Final answer:
The HMO model in question, where physicians are contracted to provide services at a fixed fee, is known as managed care. This system aims to reduce healthcare costs by incentivizing preventive care and cost-effective treatment, but must navigate challenges like adverse selection and moral hazard.
Step-by-step explanation:
In the context of a health maintenance organization (HMO), the model where the HMO contracts with physicians to provide services at a set fee is known as managed care. This arrangement is designed to control healthcare costs and ensure efficient service delivery. By providing a predetermined payment amount to physicians for each enrolled patient, HMOs encourage healthcare providers to focus on preventive care and cost-effective treatment options to avoid excessive healthcare expenditures.
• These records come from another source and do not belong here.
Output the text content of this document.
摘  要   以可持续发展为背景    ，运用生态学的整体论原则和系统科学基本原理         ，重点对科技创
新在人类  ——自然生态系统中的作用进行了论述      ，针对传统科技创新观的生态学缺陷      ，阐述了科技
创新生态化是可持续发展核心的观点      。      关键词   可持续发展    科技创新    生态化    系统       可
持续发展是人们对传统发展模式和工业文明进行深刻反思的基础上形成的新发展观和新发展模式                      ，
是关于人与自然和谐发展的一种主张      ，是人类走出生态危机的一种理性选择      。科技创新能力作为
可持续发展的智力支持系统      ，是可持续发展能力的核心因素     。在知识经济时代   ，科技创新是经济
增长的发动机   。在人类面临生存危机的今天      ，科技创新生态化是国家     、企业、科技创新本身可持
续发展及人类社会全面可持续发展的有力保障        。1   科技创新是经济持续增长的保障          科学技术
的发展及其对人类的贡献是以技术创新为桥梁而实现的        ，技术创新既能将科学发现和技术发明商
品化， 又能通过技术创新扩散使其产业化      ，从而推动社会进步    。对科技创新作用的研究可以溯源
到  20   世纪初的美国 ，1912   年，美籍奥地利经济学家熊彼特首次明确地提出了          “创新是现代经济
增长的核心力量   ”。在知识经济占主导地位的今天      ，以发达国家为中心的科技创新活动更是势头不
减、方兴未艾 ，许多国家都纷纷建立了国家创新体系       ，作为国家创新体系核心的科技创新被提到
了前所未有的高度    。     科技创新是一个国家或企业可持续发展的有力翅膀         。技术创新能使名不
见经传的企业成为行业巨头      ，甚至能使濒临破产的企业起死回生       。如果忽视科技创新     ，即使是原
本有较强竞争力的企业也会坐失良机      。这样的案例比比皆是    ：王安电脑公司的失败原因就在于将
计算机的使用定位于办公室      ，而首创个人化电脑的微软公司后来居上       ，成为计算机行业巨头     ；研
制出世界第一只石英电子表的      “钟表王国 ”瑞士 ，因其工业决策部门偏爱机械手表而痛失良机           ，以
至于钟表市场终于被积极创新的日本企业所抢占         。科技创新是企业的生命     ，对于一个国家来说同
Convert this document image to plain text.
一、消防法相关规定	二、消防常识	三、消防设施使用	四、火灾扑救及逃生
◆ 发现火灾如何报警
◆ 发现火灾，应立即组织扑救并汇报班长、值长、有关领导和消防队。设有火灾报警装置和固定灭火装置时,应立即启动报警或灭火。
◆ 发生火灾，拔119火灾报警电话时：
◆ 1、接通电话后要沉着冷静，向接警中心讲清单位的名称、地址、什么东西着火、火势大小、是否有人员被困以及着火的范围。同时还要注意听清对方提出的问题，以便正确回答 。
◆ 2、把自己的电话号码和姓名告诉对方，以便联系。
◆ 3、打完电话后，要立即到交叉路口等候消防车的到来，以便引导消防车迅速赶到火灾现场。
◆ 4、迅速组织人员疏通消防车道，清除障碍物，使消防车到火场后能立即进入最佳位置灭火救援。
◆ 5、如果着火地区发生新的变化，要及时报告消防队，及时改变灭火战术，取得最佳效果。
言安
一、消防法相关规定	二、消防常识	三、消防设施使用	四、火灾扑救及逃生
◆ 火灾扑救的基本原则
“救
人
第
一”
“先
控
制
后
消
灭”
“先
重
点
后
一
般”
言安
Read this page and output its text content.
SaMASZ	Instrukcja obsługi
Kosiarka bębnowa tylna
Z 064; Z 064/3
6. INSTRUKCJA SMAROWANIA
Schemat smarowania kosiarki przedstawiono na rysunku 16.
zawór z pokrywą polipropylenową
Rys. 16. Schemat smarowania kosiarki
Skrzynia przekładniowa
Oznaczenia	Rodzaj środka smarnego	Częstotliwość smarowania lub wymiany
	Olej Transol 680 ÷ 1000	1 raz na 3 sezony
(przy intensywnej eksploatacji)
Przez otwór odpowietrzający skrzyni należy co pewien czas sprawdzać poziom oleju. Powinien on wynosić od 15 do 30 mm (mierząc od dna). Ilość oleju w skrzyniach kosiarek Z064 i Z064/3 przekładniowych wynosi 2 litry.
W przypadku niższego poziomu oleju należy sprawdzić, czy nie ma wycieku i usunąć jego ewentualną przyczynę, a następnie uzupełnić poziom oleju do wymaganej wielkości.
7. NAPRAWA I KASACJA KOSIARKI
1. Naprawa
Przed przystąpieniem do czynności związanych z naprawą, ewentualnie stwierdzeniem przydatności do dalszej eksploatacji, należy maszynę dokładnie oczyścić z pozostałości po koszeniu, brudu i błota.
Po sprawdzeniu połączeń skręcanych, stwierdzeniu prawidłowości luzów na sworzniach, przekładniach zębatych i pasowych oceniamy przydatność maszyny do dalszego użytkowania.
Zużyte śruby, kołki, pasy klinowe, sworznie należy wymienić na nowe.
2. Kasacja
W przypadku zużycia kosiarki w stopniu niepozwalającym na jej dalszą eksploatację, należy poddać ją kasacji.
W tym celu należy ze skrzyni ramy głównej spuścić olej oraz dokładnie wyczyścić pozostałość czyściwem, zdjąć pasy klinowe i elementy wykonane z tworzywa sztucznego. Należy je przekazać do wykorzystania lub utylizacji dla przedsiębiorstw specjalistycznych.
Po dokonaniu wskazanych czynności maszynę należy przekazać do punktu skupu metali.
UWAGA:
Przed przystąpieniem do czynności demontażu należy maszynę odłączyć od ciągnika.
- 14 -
A major challenge with this system is the potential for adverse selection, which occurs when there is asymmetric information between insurance buyers and providers. High-risk individuals may find such plans more appealing, while low-risk individuals might forego them, leading to imbalances in the insurance market. Despite these issues, managed care aims to reduce moral hazard by limiting unnecessary services and focusing on long-term health outcomes.
Physicians under this model receive a blend of payments - a base rate for the patient population covered, along with possible additional fees for certain procedures or treatments of specific conditions, combining elements of both managed care and traditional fee-for-service models.